Dietro la mancata creazione della sezione II bis “contro la libertà sessuale” sta la convinzione che attraverso esso non sarebbe passato quel messaggio forte che la legge voleva trasmettere. Quindi la classificazione è stata tecnicamente errata, ma simbolicamente meno debole. Marca ancor di più il distacco con il passato e quindi con una visione anacronistica dei reati a sfondo sessuale. Il riferimento alla libertà personale marca maggiormente la sfera dell’individualità. In seguito alla riforma, la tutela penale in materia sessuale si fonda su due tipologie diverse di norme: concernenti la violenza sessuale vera e propria, e concernenti la tutela del minore da aggressioni alla sua sfera sessuale.

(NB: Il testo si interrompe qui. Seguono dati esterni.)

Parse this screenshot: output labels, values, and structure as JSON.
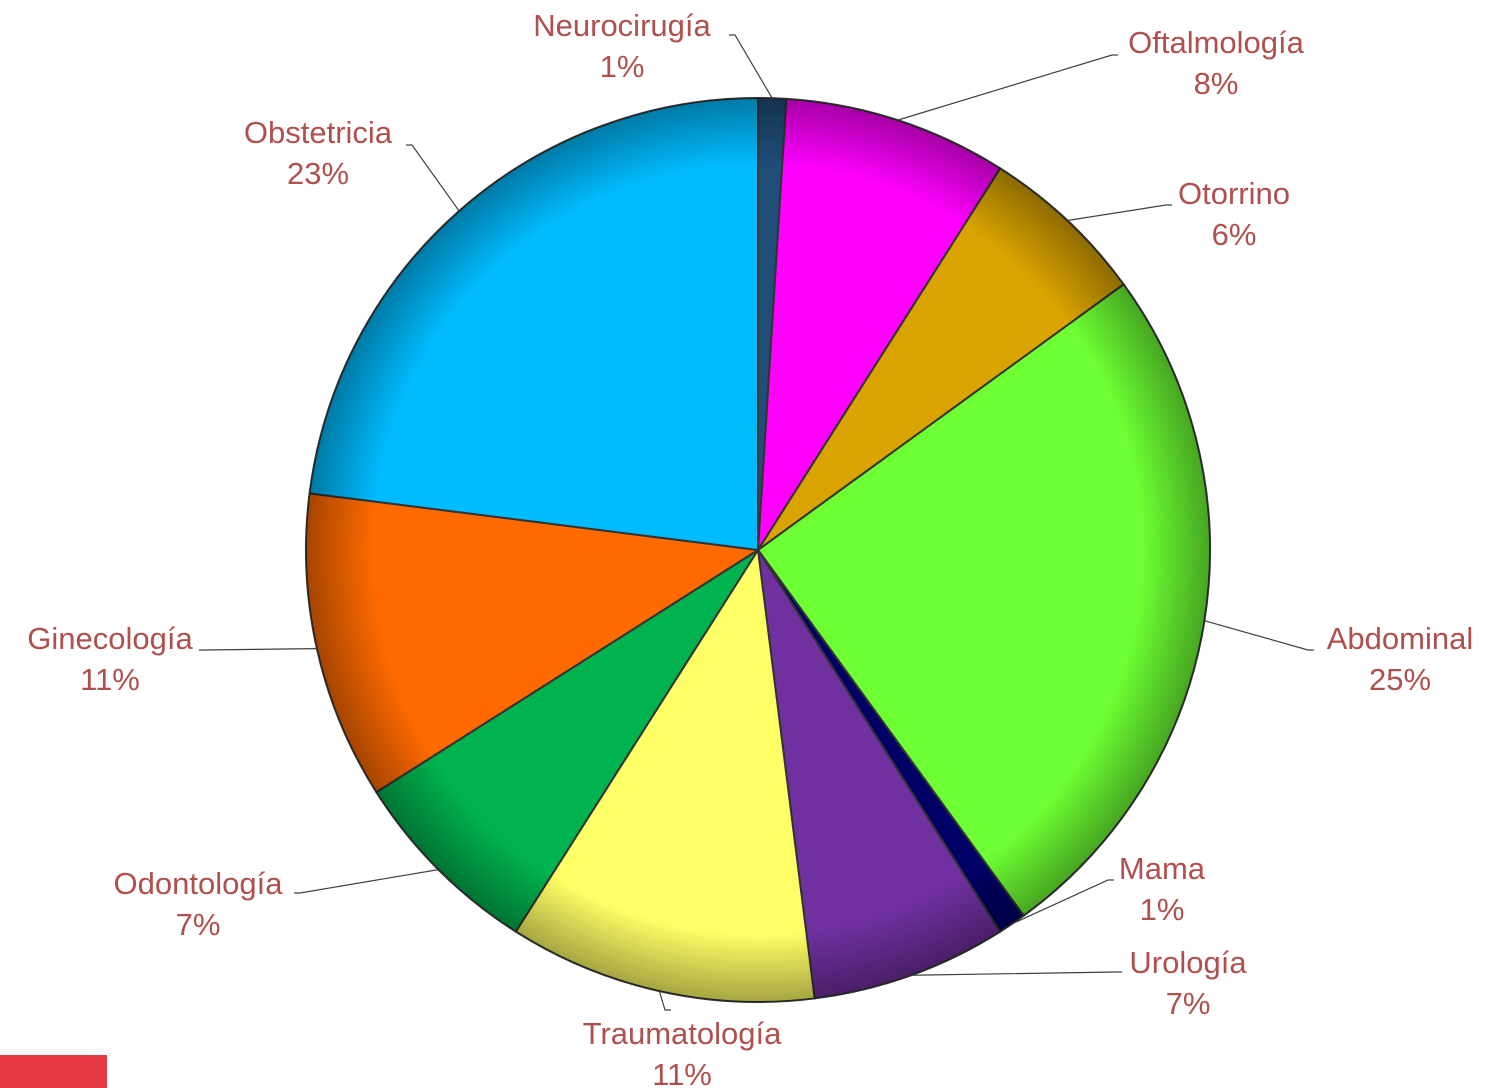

L’impressione è che una volta che il legislatore si sia sbarazzato del concetto di libertà sessuale, lo possa fare anche l’interprete.

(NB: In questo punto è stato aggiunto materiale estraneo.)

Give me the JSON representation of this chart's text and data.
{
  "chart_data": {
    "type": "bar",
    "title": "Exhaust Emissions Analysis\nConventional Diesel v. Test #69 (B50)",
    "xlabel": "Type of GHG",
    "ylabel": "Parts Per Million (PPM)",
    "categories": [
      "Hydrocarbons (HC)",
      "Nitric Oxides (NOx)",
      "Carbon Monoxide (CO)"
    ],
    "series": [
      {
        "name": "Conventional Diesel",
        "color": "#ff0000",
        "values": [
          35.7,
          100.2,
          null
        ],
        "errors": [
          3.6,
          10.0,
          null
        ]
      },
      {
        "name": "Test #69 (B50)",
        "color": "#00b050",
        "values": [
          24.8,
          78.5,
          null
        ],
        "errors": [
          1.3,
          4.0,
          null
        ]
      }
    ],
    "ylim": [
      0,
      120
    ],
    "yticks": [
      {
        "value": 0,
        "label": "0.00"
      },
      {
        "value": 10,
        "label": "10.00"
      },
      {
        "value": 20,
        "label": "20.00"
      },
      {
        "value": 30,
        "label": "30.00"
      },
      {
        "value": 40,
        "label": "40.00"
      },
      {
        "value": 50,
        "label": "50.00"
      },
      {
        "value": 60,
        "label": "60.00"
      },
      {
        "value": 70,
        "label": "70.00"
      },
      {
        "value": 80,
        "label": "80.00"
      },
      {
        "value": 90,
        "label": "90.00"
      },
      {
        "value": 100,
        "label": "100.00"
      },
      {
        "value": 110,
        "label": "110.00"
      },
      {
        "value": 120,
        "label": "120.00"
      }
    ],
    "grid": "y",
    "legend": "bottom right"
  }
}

Per quanto riguarda la tutela penale delle persone maggiorenni, si era discusso sull’ipotesi di rendere centrale il requisito della mancanza di consenso. Ma nell’attuale riforma, il fatto tipico è ancora incentrato sulla costrizione attraverso la violenza o minaccia. Solo in parte e solo limitatamente le attuali norme tutelano la libertà sessuale.
Per quanto riguarda le persone minorenni, sono previsti gli artt. 609 quater e quinquies. Viene loro chiaramente negata la libertà di piena esplicazione della sessualità , escludendosi il consenso. Non vi è quindi un profilo di libertà tutelabile.
Per quanto riguarda il concetto di libertà sessuale, esso è stato menzionato, forse a sproposito, nel codice Rocco, viene accantonato dal legislatore del 96, quando ormai sembrava potesse fungere da referente della tutela.